Why Brent Spiner prefers to think he was typecast
Brent Spiner played Data for over thirty years
Brent Spiner began portraying Lt. Commander Data on Star Trek: The Next Generation in 1987. Though the character perished in Star Trek: Nemesis, his memory engrams remained active until the first season of Star Trek: Picard when Data asked Admiral Picard to effectively delete him. While that erased Data from future appearances, it didn’t erase Spiner’s years of playing the android or the typecasting that came with the role.
Playing Data was a double-edged sword, according to Spiner in a phone interview with Washington Post. He says it has been a great job, but it has been limiting. He believes that there were times he didn’t get a job because he was identified as that character. But he’s okay with that being the reason he didn’t get hired.
"I think there are times maybe I haven’t gotten a job because I am so identified with the character. I, frankly, like to think I’ve been typecast as the reason when I don’t get jobs, because the alternative is that I’m just lousy (laughs). But all that being said with relation to character, if I had to have one character that I had to be typecast as, it would be this character."
The role of Data offered Brent Spiner the opportunity to play other characters
Spiner was never just an android in his time aboard the Enterprise and certainly not just one android anyway.
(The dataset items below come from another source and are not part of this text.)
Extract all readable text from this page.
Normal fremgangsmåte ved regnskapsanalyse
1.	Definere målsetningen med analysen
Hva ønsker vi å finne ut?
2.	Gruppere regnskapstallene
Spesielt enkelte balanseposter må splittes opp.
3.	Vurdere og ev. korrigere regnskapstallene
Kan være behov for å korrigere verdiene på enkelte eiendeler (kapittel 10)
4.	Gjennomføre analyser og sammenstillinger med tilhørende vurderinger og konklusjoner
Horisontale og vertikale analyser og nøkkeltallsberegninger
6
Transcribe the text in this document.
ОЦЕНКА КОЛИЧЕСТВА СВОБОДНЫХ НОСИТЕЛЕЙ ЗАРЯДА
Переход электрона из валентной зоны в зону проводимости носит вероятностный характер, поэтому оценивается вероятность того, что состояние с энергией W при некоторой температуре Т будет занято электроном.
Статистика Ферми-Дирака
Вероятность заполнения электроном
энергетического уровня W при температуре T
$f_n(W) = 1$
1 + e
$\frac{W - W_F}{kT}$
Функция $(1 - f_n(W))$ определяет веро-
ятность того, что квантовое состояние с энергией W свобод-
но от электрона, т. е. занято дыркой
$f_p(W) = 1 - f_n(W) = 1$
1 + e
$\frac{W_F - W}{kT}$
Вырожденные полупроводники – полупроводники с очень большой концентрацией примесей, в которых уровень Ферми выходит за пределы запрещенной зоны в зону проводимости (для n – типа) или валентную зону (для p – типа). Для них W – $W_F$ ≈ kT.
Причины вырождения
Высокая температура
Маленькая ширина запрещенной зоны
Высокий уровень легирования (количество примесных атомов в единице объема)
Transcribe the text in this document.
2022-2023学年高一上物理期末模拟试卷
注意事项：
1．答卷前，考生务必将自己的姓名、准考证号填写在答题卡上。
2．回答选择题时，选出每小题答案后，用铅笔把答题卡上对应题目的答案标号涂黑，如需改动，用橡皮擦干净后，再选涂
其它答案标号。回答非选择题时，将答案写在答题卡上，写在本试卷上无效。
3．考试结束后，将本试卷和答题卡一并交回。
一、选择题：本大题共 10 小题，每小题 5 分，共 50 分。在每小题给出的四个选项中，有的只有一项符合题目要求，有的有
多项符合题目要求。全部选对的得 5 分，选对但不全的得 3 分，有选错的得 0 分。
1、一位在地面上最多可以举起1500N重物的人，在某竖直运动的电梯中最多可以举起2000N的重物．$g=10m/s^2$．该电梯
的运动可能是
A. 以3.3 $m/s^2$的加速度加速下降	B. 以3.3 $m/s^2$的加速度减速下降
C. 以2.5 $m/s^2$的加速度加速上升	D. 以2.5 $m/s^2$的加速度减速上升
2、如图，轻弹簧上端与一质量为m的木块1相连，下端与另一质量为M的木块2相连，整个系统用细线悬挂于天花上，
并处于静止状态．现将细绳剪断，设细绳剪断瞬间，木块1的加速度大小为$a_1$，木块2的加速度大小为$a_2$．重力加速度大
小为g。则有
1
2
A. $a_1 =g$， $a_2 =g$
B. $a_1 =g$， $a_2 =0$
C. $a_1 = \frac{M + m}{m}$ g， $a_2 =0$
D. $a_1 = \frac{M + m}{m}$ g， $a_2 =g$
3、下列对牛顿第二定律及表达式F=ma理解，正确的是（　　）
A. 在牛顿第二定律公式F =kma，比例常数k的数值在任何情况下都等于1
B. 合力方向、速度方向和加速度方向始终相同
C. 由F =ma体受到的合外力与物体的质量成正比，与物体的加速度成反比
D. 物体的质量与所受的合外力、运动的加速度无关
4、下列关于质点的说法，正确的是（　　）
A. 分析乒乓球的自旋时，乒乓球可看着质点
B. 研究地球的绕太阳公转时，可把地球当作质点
Not only did he play Data’s brother, Lore, which gave Spiner the opportunity to showcase an evil side, he also portrayed his own father, his uncle, his ancestors, and B-4. And he will return to Star Trek: Picard in season two of the series, continuing the character of Altan Inigo Soong, who is the son of Noonien Soong, the creator of Data, B-4, and Lore.
Spiner will always be known as the actor who brought an android to life on Star Trek, and though it may have typecast him for future roles, trekkies are thankful he brought his all to Star Trek: The Next Generation and beyond.